« Pendant la période de suspension, le Dr Lafon devra actualiser ses connaissances et sa pratique en médecine générale et devra suivre une remise à niveau de 160 demi-journées chez un maître de stage agréé », écrit la formation restreinte du Conseil national de l’Ordre des médecins dans sa décision du 25 septembre 2024. Le verdict est tombé après huit mois d’allers-retours depuis sa demande de reprise d’activité en tant que médecin généraliste en février 2024. S’il ne remet pas en cause le principe de la formation, le Dr Lafon déplore la lenteur du processus : « Je trouve normal de suivre une formation, mais autant la demander dès le début, au lieu de me faire perdre huit mois, sans parler du temps qu’il a fallu pour trouver ensuite un maître de stage. »

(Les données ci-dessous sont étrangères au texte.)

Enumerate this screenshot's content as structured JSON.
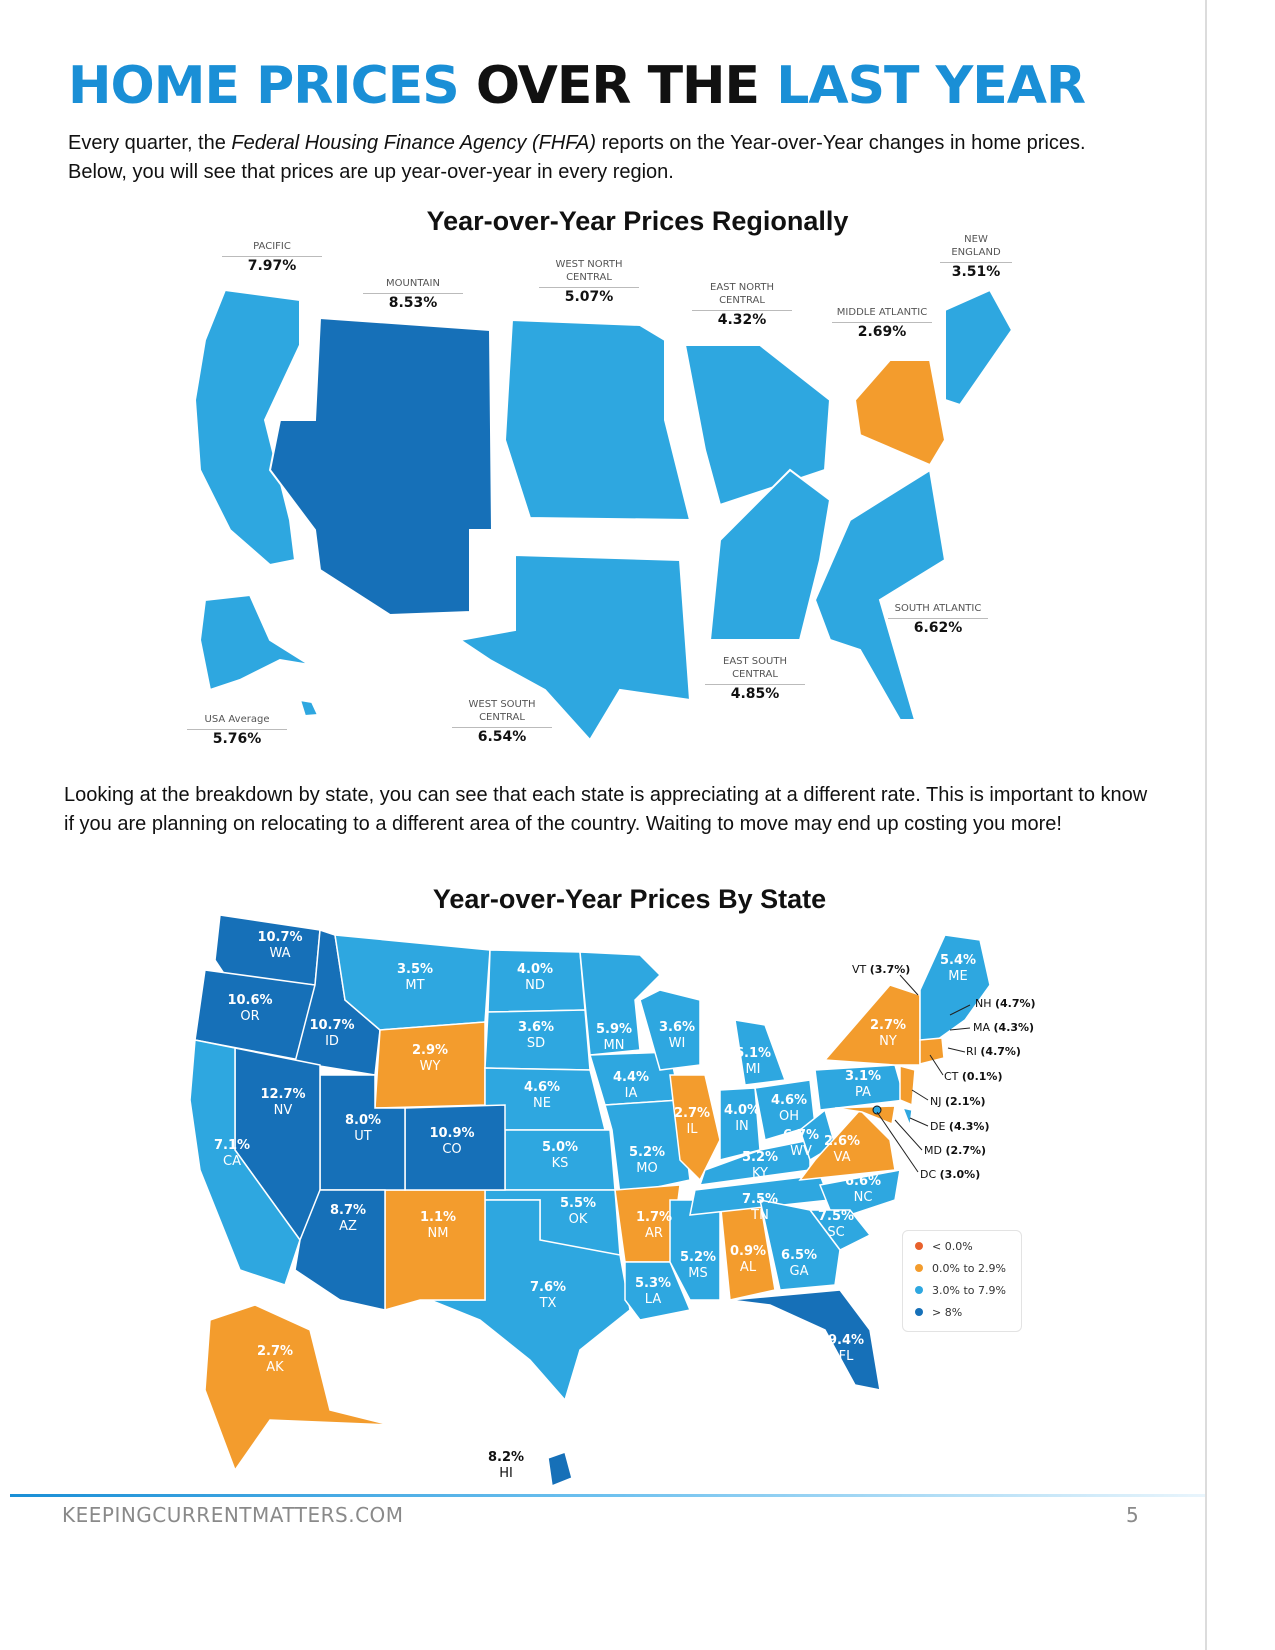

Trois mois lui sont accordés pour trouver la perle rare pour cette « mise à jour ». Un délai que l’omnipraticien juge « délirant ». Après de multiples démarches, il obtient des stages chez trois confrères. « Je voulais aller jusqu’au bout, pour témoigner de toute l’humiliation que l’on ressent d’être maltraité par ses propres confrères », confie-t-il. Médecin généraliste pendant 45 ans en cabinet, puis en milieu hospitalier, engagé dans l’humanitaire et la médecine sociale, il a exercé aussi en cabinet de garde. En 2020, il prend sa retraite à l’âge de 70 ans. Trois ans et demi plus tard, il souhaite rempiler. « Je voulais reprendre une activité de téléconsultation et, pourquoi pas, effectuer quelques remplacements », indique-t-il.
La formation continue, le sésame
En janvier 2024, muni d’un contrat avec un centre de téléconsultation, il demande à l’Ordre des médecins l’autorisation d’exercer. Mais le président de l’époque lui intime d’arrêter toute activité à compter du 27 février 2024, y compris en tant que médecin traitant pour ses proches. « On m’a dit : il faut que vous soyez expertisé, vous avez plus de trois ans d’interruption, vous présentez des risques majeurs d’insuffisance professionnelle », se remémore le Dr Lafon. Le praticien en a conscience et s’efforce de rester à jour.
Il suit régulièrement des formations via Fréquence médicale et est abonné au Quotidien du Médecin et Prescrire. « Beaucoup de choses, reconnaît-il, ont changé dans les prises en charge des maladies chroniques : diabète, hypertension, pathologies cardiovasculaires… » Il regrette d’ailleurs de ne pouvoir suivre les formations DPC, car il n’est pas rattaché à un cabinet. « J’ai voulu faire les formations DPC, mais j’en avais pour 500 à 600 euros à chaque fois. Je ne pouvais pas me le permettre. Et cela m’a été reproché ! », s’exclame le généraliste secoué par la situation.
Un système de vérification des connaissances injuste ?
Huit mois après le début de ses démarches, l’expertise a enfin lieu. « C’était impressionnant : ils étaient nombreux, et les questions très scolaires. Le rapport ne reflète pas ma pratique. » Au nombre des questions, celle sur le suivi des enfants et le calendrier vaccinal le laisse perplexe. Il n’en comprend pas non plus la logique : « Je ne trouve pas normal d’être expertisé comme si j’avais commis une faute grave. Les experts, systématiquement, renvoient les médecins. J’ai cherché… Je n’ai pas trouvé un seul cas où ils ont dit : “Oui, docteur, vous pouvez exercer” ». Avec le recul, le Dr Lafon estime que l’évaluation devrait être plus cohérente : « Il faudrait la réaliser sur plusieurs jours, avec des études de cas, des QCM… bref, quelque chose de représentatif de la réalité médicale. »
À présent, il souhaite retrouver la capacité de soigner, notamment l’un de ses enfants atteint d’une maladie chronique. « Cela m’a retourné les tripes de devoir aller quémander des ordonnances à mes confrères pour ça, pour ci… », explique-t-il. Ses 160 demi-journées en poche, il attend la décision finale du CNOM.